Commercial: The Real Value of “Class A” Space
September 21, 2016 |
Senior Vice President, Cresa Phoenix
There is a sea-change that has been slowly evolving in Phoenix metro and the U.S. with respect to the “Class A” office workspace culture. Class A is typically viewed as a higher-end, more expensive space — luxury in the commercial world. Some may argue that Class A space cannot be defined as easily when comparing it to all of the other workspace classes. I believe they’re right — so let’s digress.
With the recent upward trend in our economy, corporate real estate decision-makers are asking more questions about the growing strength of the Class A office market. These questions are typically prompted by the steady fall in vacancy rates as well as the increase in lease rates for this space.
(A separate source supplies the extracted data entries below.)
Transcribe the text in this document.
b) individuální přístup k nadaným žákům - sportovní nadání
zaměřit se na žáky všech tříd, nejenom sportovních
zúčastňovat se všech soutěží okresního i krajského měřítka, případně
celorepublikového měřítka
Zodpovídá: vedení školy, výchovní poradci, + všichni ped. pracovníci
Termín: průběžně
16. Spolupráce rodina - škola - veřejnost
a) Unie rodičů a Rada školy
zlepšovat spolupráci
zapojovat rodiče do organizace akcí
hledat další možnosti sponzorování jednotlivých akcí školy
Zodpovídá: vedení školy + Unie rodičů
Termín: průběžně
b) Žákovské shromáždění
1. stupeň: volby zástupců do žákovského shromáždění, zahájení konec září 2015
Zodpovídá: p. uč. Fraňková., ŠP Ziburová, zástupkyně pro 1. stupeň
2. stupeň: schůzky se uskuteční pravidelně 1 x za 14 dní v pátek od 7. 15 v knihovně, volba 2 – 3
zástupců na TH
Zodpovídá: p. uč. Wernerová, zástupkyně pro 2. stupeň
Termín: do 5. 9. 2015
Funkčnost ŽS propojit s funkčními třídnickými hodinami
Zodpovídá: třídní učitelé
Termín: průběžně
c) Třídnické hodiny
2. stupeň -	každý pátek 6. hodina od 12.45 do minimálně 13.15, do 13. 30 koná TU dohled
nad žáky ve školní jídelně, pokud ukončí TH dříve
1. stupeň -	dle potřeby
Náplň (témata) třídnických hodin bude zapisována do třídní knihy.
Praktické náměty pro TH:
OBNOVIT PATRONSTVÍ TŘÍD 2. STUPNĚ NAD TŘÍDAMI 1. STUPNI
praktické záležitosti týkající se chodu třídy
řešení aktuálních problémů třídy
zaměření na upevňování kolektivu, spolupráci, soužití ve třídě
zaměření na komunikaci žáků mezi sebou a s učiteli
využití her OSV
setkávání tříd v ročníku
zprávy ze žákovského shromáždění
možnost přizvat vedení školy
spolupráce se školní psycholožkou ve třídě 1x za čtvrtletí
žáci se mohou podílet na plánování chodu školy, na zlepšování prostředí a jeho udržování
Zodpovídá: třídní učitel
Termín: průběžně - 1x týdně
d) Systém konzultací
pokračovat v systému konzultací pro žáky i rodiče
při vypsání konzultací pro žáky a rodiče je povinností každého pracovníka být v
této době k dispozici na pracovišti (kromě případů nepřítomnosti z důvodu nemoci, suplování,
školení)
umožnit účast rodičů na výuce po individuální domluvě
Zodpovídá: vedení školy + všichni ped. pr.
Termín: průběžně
What’s the worry? U.S. corporate facility costs are typically the second highest expense after salaries & benefits. When decision-makers notice a rise in rental rates, they immediately become more focused on their facility expenses. However, recent studies show that Class A space, or an upgraded, collaborative working environment, is known to provide hidden benefits that can actually save the corporation expenses overall. A more enjoyable environment is known to support employee retention. When viewing facility costs from this perspective, the financials may be very different.
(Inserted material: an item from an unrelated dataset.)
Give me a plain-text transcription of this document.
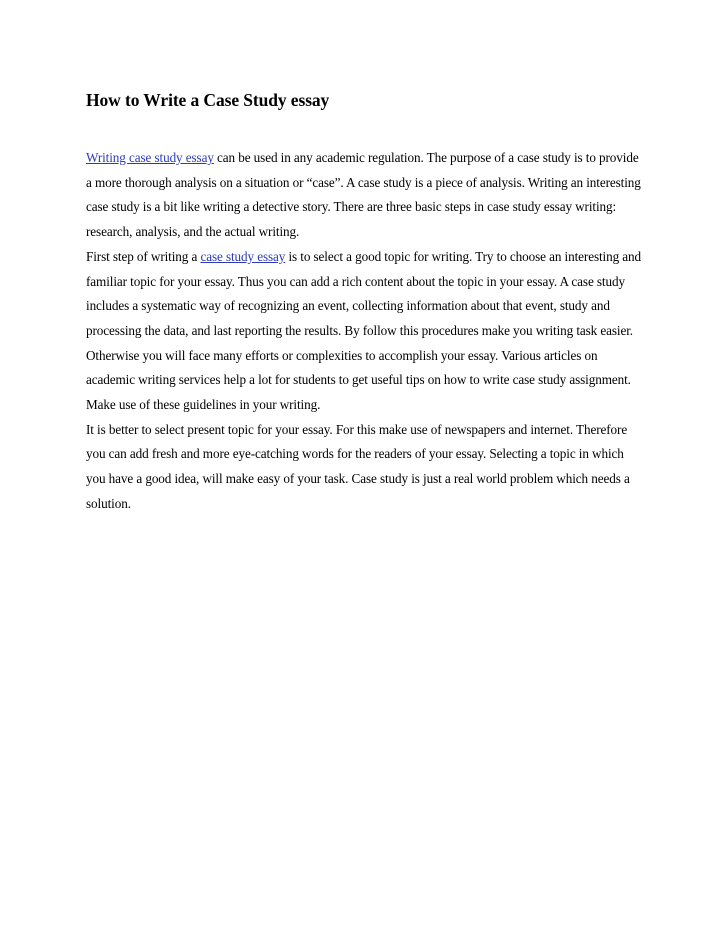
How to Write a Case Study essay

Writing case study essay can be used in any academic regulation. The purpose of a case study is to provide a more thorough analysis on a situation or “case”. A case study is a piece of analysis. Writing an interesting case study is a bit like writing a detective story. There are three basic steps in case study essay writing: research, analysis, and the actual writing.

First step of writing a case study essay is to select a good topic for writing. Try to choose an interesting and familiar topic for your essay. Thus you can add a rich content about the topic in your essay. A case study includes a systematic way of recognizing an event, collecting information about that event, study and processing the data, and last reporting the results. By follow this procedures make you writing task easier. Otherwise you will face many efforts or complexities to accomplish your essay. Various articles on academic writing services help a lot for students to get useful tips on how to write case study assignment. Make use of these guidelines in your writing.

It is better to select present topic for your essay. For this make use of newspapers and internet. Therefore you can add fresh and more eye-catching words for the readers of your essay. Selecting a topic in which you have a good idea, will make easy of your task. Case study is just a real world problem which needs a solution.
The shift, or sea-change, is now moving toward how employees “cohabitate” in office spaces versus the cost of the space itself — regardless of “Class.” Facility expenses continue to be a critical component of the corporate budget. However, Human Resource Directors are becoming more vocal about the high costs associated with turnover, recruitment and onboarding new employees. The environment where employees work every day effects retention; now is becoming a factor used in the corporate, expense equation.
Phoenix Metro Rent Trends
Arizona’s high quality of living and lower overall business costs is not new information. As most Phoenicians and U.S. corporate executives may know, the Phoenix metro market has historically been one of the most reasonably priced Class A office markets in the nation. Phoenix metro rarely dips too low in vacancy to create wildly, high rent spikes compared to other notable U.S. markets. As a result, corporations are drawn to our market compared to other states.
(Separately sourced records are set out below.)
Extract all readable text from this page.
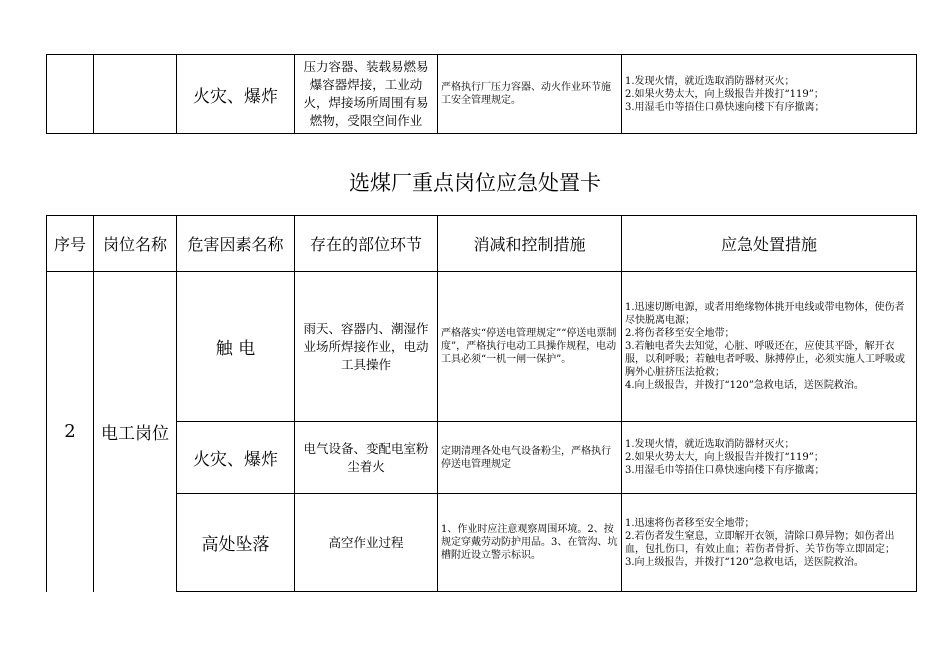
		火灾、爆炸	压力容器、装载易燃易爆容器焊接，工业动火，焊接场所周围有易燃物，受限空间作业	严格执行厂压力容器、动火作业环节施工安全管理规定。	
1.发现火情，就近选取消防器材灭火；
2.如果火势太大，向上级报告并拨打“119”；
3.用湿毛巾等捂住口鼻快速向楼下有序撤离；
选煤厂重点岗位应急处置卡
序号	岗位名称	危害因素名称	存在的部位环节	消减和控制措施	应急处置措施
2	电工岗位	触 电	雨天、容器内、潮湿作业场所焊接作业，电动工具操作	严格落实“停送电管理规定”“停送电票制度”，严格执行电动工具操作规程，电动工具必须“一机一闸一保护”。	1.迅速切断电源，或者用绝缘物体挑开电线或带电物体，使伤者尽快脱离电源；
2.将伤者移至安全地带；
3.若触电者失去知觉，心脏、呼吸还在，应使其平卧，解开衣服，以利呼吸；若触电者呼吸、脉搏停止，必须实施人工呼吸或胸外心脏挤压法抢救；
4.向上级报告，并拨打“120”急救电话，送医院救治。

		火灾、爆炸	电气设备、变配电室粉尘着火	定期清理各处电气设备粉尘，严格执行停送电管理规定	1.发现火情，就近选取消防器材灭火；
2.如果火势太大，向上级报告并拨打“119”；
3.用湿毛巾等捂住口鼻快速向楼下有序撤离；

		高处坠落	高空作业过程	1、作业时应注意观察周围环境。2、按规定穿戴劳动防护用品。3、在管沟、坑槽附近设立警示标识。	1.迅速将伤者移至安全地带；
2.若伤者发生窒息，立即解开衣领，清除口鼻异物；如伤者出血，包扎伤口，有效止血；若伤者骨折、关节伤等立即固定；
3.向上级报告，并拨打“120”急救电话，送医院救治。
The office design trend continues to be contemporary and creative – open spaces that promote a more productive, interactive work environment. Although some may think that the contemporary design is only for the advertising or technology industries, the answer couldn’t be more different. Corporate leaders from various industries including finance, engineering and even law firms are looking for these spaces for their companies — even when you consider our conservative corner of the world here in Silicon Desert. Less private office space is the demand. Additionally, the surge of technology companies moving to Phoenix metro, such as Uber, Weebly, AllBound and Zenefits is changing the way most local corporate leaders view work environments in the Valley.
Features such as natural, green building materials, sofas, color and community tables have become more commonplace in the new, office environment to cultivate happier employees.
The Bottom Line: “Class A” space is valuable in today’s workplace. Whether corporate decision-makers select a Class A facility, as defined by the commercial industry, or create a “Class A” environment using interior upgrades, the benefits for employee retention effects the bottom line. The Phoenix metro commercial market supports all options making the Valley an attractive place to conduct business.